Well now... I've not been blogging for some time now...why? well because I've not been particularly motivated. If one thing goes a bit wrong soon it gives me an excuse not to do the rest. Well that is exactly what happened...the sad thing is that I know this and yet I do it. I definitely need to change some of my bad habits and I do believe that this is a bad habit rather than anything more serious.

As you may well have guessed I have not been focusing on the new way of life and therefore have gained more weight. I must admit though that when I did the exercising, few and far between, I still felt good. I like doing it when I do it but find it hard to keep it up. The eating well that has gone to pots. Yes I still have good meals but I need to do it three times a day. I find that I tend to skip a meal or so and then I get quite peckish and hungry...well then I go for the old chips and choc combo. BAD yes!
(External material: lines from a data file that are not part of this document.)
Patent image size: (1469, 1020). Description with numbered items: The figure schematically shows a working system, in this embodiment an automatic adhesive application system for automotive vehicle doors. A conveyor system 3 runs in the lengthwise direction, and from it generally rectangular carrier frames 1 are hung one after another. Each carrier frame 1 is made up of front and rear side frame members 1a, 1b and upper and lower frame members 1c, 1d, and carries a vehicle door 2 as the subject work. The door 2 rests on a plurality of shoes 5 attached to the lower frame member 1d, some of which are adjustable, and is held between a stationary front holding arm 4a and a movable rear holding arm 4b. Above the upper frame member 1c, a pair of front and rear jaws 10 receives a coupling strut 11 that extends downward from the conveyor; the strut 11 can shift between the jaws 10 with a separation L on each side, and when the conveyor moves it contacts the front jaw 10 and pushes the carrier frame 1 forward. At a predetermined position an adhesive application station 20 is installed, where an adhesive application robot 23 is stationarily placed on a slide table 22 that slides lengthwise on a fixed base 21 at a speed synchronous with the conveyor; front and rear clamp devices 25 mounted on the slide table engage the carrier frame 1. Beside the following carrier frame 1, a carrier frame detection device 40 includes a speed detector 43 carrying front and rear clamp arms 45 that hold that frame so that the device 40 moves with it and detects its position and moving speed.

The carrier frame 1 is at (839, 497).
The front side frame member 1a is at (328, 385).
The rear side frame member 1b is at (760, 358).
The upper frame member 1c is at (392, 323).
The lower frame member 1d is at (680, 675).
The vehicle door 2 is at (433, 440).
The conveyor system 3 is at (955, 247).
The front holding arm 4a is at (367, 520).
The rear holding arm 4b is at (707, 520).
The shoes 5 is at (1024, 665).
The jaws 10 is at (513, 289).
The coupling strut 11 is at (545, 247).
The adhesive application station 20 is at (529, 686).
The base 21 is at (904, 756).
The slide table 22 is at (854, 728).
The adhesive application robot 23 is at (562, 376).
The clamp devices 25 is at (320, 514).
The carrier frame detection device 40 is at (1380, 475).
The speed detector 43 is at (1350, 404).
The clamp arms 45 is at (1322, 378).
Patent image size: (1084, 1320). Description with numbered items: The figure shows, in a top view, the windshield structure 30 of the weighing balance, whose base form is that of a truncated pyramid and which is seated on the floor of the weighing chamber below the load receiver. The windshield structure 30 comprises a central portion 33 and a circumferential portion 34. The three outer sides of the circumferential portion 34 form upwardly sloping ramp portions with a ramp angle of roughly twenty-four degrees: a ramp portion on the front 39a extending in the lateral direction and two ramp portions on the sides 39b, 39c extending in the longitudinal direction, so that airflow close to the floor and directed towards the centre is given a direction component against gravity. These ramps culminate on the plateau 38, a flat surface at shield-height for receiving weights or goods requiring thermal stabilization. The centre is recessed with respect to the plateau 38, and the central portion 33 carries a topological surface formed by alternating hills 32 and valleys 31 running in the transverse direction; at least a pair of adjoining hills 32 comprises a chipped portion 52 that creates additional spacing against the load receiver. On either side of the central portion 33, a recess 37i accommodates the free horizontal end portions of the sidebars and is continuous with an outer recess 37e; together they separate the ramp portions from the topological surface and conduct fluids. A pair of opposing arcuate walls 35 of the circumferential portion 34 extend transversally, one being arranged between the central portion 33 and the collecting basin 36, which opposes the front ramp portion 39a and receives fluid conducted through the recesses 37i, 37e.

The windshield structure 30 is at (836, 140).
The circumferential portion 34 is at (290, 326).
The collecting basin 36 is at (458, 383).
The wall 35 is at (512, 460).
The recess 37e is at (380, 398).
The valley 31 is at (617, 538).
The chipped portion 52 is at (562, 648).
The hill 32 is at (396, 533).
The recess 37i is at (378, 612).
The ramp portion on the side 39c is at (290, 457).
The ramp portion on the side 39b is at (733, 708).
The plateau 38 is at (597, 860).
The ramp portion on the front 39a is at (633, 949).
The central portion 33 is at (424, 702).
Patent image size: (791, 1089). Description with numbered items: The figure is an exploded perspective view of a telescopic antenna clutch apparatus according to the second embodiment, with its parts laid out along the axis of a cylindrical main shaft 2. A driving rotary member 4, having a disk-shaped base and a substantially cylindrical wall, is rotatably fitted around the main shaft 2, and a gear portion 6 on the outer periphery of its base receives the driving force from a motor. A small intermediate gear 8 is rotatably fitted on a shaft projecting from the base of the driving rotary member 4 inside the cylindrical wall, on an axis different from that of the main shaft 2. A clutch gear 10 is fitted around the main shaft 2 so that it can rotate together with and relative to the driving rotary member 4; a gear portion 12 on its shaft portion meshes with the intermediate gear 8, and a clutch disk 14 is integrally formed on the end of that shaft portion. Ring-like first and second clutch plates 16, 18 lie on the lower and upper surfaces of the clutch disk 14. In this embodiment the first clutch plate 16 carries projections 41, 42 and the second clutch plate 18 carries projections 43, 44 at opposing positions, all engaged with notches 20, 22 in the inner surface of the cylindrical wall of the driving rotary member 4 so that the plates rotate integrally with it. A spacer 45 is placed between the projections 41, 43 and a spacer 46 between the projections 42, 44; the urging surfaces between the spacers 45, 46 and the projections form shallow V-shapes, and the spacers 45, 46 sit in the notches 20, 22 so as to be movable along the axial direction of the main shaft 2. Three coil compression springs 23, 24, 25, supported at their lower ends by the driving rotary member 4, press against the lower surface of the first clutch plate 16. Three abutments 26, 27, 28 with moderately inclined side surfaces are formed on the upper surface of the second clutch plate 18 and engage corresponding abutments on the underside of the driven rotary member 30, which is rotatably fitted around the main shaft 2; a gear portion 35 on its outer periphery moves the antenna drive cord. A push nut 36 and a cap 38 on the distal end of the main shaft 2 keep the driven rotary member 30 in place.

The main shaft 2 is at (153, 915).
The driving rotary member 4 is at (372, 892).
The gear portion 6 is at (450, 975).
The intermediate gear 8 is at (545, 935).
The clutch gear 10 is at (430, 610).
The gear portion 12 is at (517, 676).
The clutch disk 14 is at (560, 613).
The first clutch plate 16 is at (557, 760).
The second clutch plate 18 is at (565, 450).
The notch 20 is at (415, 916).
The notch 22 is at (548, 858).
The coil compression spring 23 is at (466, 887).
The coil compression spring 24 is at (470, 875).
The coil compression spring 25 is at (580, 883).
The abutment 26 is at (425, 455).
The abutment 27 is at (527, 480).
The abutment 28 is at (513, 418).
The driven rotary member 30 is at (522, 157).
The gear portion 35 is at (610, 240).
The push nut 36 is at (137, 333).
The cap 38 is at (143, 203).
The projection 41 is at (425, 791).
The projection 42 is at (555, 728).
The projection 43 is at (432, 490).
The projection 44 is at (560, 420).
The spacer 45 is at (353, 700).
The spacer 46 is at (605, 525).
I avoided the scales as I know that the weight is creeping up...the weight is now at a shocking 19.9. This time around it has been really no good for me...I just do not think I was that into it at ww. So I shall try this week and do it at home and with the ww eating plan...I will start with the eating plan and then introduce the exercise more and more. I want to be smaller and if that is going to happen I have to do it for myself. When I do it for others or because others are doing it I don't seem to keep it up. That is certainly because my heart is not in it. So I will start again from tomorrow...4/7/10.

I am getting on a plane is 16 days and I can certainly try and loose some weight in that time. Yes a lot of goodbyes but that does not mean that I have to eat a lot of rubbish. So I shall keep in mind my potion sizes and intake of water. Diet coke will be kept at a minimum and replaced by Ribena light...

I do not want to get any BIGGER!!!!!!

ps I guess the blog is me talking to me after all I am the one that needs to keep me motivated.